We all take moments and reflect upon our lives. We all stop and think, "Well, this sucks," without really knowing what could be worse. The truth is, a lot could be worse, and Lindor has lived through a majority of the ones I can think of. At the raw, innocent age of fifteen, upheaval goes through the roof in his already poor and already troubled mother country of Haiti, and he and his family are forced to find refuge in America. Once, he was the son of a wealthy, powerful businessman, but within a matter of seconds, he becomes a penniless, fatherless boy who is dropped in a foreign country where he can hardly even understand the language.
But we all know what it's like to be an immigrant in America. Especially a black immigrant, a Negro, as Lindor's classmates taunt, in the mid-1900s. The strength he empowers into the comments of his nasty peers, as well as the unfair judgments he turns his head away from, both touched and surprised me in this humble book.
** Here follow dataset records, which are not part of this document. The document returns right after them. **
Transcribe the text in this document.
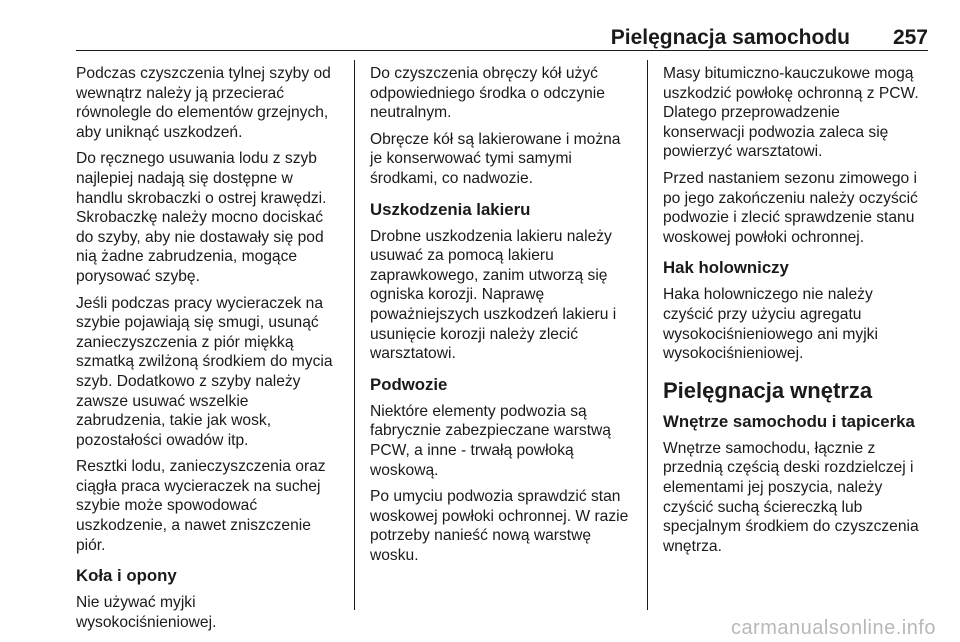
Pielęgnacja samochodu 257

Podczas czyszczenia tylnej szyby od
wewnątrz należy ją przecierać
równolegle do elementów grzejnych,
aby uniknąć uszkodzeń.

Do ręcznego usuwania lodu z szyb
najlepiej nadają się dostępne w
handlu skrobaczki o ostrej krawędzi.
Skrobaczkę należy mocno dociskać
do szyby, aby nie dostawały się pod
nią żadne zabrudzenia, mogące
porysować szybę.

Jeśli podczas pracy wycieraczek na
szybie pojawiają się smugi, usunąć
zanieczyszczenia z piór miękką
szmatką zwilżoną środkiem do mycia
szyb. Dodatkowo z szyby należy
zawsze usuwać wszelkie
zabrudzenia, takie jak wosk,
pozostałości owadów itp.

Resztki lodu, zanieczyszczenia oraz
ciągła praca wycieraczek na suchej
szybie może spowodować
uszkodzenie, a nawet zniszczenie
piór.

Koła i opony

Nie używać myjki
wysokociśnieniowej.

Do czyszczenia obręczy kół użyć
odpowiedniego środka o odczynie
neutralnym.

Obręcze kół są lakierowane i można
je konserwować tymi samymi
środkami, co nadwozie.

Uszkodzenia lakieru

Drobne uszkodzenia lakieru należy
usuwać za pomocą lakieru
zaprawkowego, zanim utworzą się
ogniska korozji. Naprawę
poważniejszych uszkodzeń lakieru i
usunięcie korozji należy zlecić
warsztatowi.

Podwozie

Niektóre elementy podwozia są
fabrycznie zabezpieczane warstwą
PCW, a inne - trwałą powłoką
woskową.

Po umyciu podwozia sprawdzić stan
woskowej powłoki ochronnej. W razie
potrzeby nanieść nową warstwę
wosku.

Masy bitumiczno-kauczukowe mogą
uszkodzić powłokę ochronną z PCW.
Dlatego przeprowadzenie
konserwacji podwozia zaleca się
powierzyć warsztatowi.

Przed nastaniem sezonu zimowego i
po jego zakończeniu należy oczyścić
podwozie i zlecić sprawdzenie stanu
woskowej powłoki ochronnej.

Hak holowniczy

Haka holowniczego nie należy
czyścić przy użyciu agregatu
wysokociśnieniowego ani myjki
wysokociśnieniowej.

Pielęgnacja wnętrza
Wnętrze samochodu i tapicerka

Wnętrze samochodu, łącznie z
przednią częścią deski rozdzielczej i
elementami jej poszycia, należy
czyścić suchą ściereczką lub
specjalnym środkiem do czyszczenia
wnętrza.

carmanualsonline.info
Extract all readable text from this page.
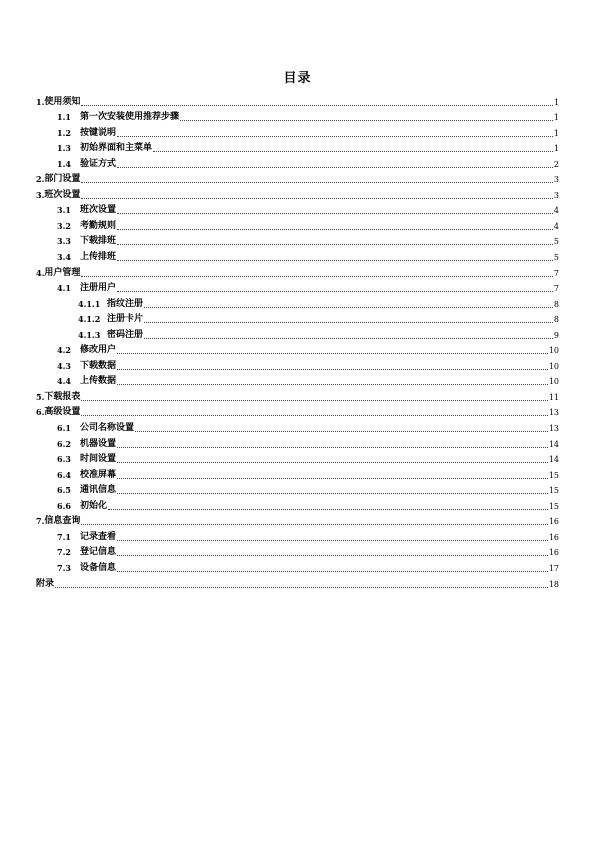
目录
1. 使用须知	1
1.1	第一次安装使用推荐步骤	1
1.2	按键说明	1
1.3	初始界面和主菜单	1
1.4	验证方式	2
2. 部门设置	3
3. 班次设置	3
3.1	班次设置	4
3.2	考勤规则	4
3.3	下载排班	5
3.4	上传排班	5
4. 用户管理	7
4.1	注册用户	7
4.1.1 指纹注册	8
4.1.2 注册卡片	8
4.1.3 密码注册	9
4.2	修改用户	10
4.3	下载数据	10
4.4	上传数据	10
5. 下载报表	11
6. 高级设置	13
6.1	公司名称设置	13
6.2	机器设置	14
6.3	时间设置	14
6.4	校准屏幕	15
6.5	通讯信息	15
6.6	初始化	15
7. 信息查询	16
7.1	记录查看	16
7.2	登记信息	16
7.3	设备信息	17
附录	18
Fortunately, Lindor's luck begins to turn when he meets the woman of his dreams. It does another 180° when a troubling crime is committed and he gets caught in the middle of it—then is sentenced for years in jail.
By this point, you'd think one would want to give up on their life. But Hans Lindor didn't, and I think that is what makes him bravest and most admirable of all.
The book itself is rather poorly written; I wonder if Lindor even had an editor. However, the honest frustrations portrayed throughout the book allow all readers, or any race, age, and gender, to relate to his struggles, even if they may not be as disastrous as his own. I clutched I am Going Where I Belong and sympathized with the author throughout the entire journey, and let out a long-held breath at its satisfying, rejuvenating finish.
Stephanie Loves: "I wasn't born a victim of life nor its slave. I just became a victim of circumstances at the mercy of the society. My thoughts had always been the same—this world is a delusion of nightmare, a drama in which we are all eager for the finale. Just as my mother used to say, I am going where I belong; but I am going nowhere."